Page 91 of Hidden Echoes

Vulnerable.

I glance at Zane’s peaceful face, the tension that’s usually there smoothed out in sleep. Carter’s words linger in my head. I don’t want to lose you.

Who was Carter talking about? Was he afraid of losing this Zane—the one sleeping next to me, hugging a cat—or the Zane he’s always known, the one who buries himself so deep in his own silence that it’s hard to tell what he’s thinking?

My thoughts spiral, landing on something unexpected.

Marriage.

Carter had talked about it, and I’d gotten curious—looked it up. Apparently, normal people wait years before getting married. That was news to me. Marriage had always been explained as an imposition, something I should do, until suddenly, I wasn’t worthy of it. Then it became off-limits.

During my research, I came across a forum thread titled:

"Why You Should Never Marry a Man Before Fucking Him."

The discussion underneath was… fascinating.

One person said: Imagine ending up like Samantha from Sex and the City crying in a bathroom because his dick is small.

That alone made me want to watch the show. Mental note: add it to the list.

But in my case, it was too late for that, wasn’t it? I definitely married Zane before I fucked him.

The way these people talked about sex was strange, almost like it was something good. Not an obligation. Not something to be endured. I’d heard some girls at the brothel say they had preferences—certain clients they actually wanted because they knew how to make them cum. That idea was foreign to me.

To me, sex had always been a necessary evil. Something to get through. Something to tolerate until it was over.

And yet, here were people basing their entire concept of marriage on it.

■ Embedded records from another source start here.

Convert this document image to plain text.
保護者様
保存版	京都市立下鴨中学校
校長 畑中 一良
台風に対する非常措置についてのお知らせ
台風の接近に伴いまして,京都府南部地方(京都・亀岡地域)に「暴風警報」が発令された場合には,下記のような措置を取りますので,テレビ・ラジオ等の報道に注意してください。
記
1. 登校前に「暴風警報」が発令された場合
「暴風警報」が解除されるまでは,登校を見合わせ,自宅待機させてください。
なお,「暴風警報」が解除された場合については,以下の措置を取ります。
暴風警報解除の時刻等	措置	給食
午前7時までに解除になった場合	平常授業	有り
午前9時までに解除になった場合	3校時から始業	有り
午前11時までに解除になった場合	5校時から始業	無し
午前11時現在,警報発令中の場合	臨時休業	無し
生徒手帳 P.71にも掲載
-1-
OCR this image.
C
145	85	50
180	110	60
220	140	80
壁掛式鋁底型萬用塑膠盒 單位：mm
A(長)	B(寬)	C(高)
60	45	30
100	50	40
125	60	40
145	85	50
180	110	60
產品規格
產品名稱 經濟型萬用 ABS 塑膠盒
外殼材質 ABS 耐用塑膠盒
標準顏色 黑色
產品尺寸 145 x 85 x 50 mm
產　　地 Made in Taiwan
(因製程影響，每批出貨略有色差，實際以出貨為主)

Others in the thread had different takes. Some said they needed a man who would treat them like a princess, do whatever they wanted, never say no.

I liked that one. Sounded reasonable.

Still, I understood now why marrying someone after knowing them for a short time was considered weird in normal society. I’d only known my fiancé for a few hours before I killed him. Compared to that, marrying Zane was practically slow and steady.

A low, groggy voice pulls me from my thoughts.

“What’s eating you up inside?”

Zane’s eyes are barely open, heavy with sleep, but he’s looking right at me.

Figaro is gone. I was so lost in my own head, I didn’t even notice him leave.

I hesitate before answering. “Carter is texting you.”

His jaw tenses. “I’m not going to answer him.”

I nod. I’m not about to defend Carter—I honestly want him to fuck off. But something he said lingers, gnawing at me. The way he made it sound like I’d forced myself on Zane. And I need him to know, need to say it out loud.

“I think you should know,” I begin carefully. “We didn’t have sex the night we got married. So… you can rest easy.”

Zane blinks at me, slow and groggy. “No?”

There’s something in his voice—something almost… fragile.

“No,” I confirm.

His brows furrow slightly. “But you were basically naked. In my bed.”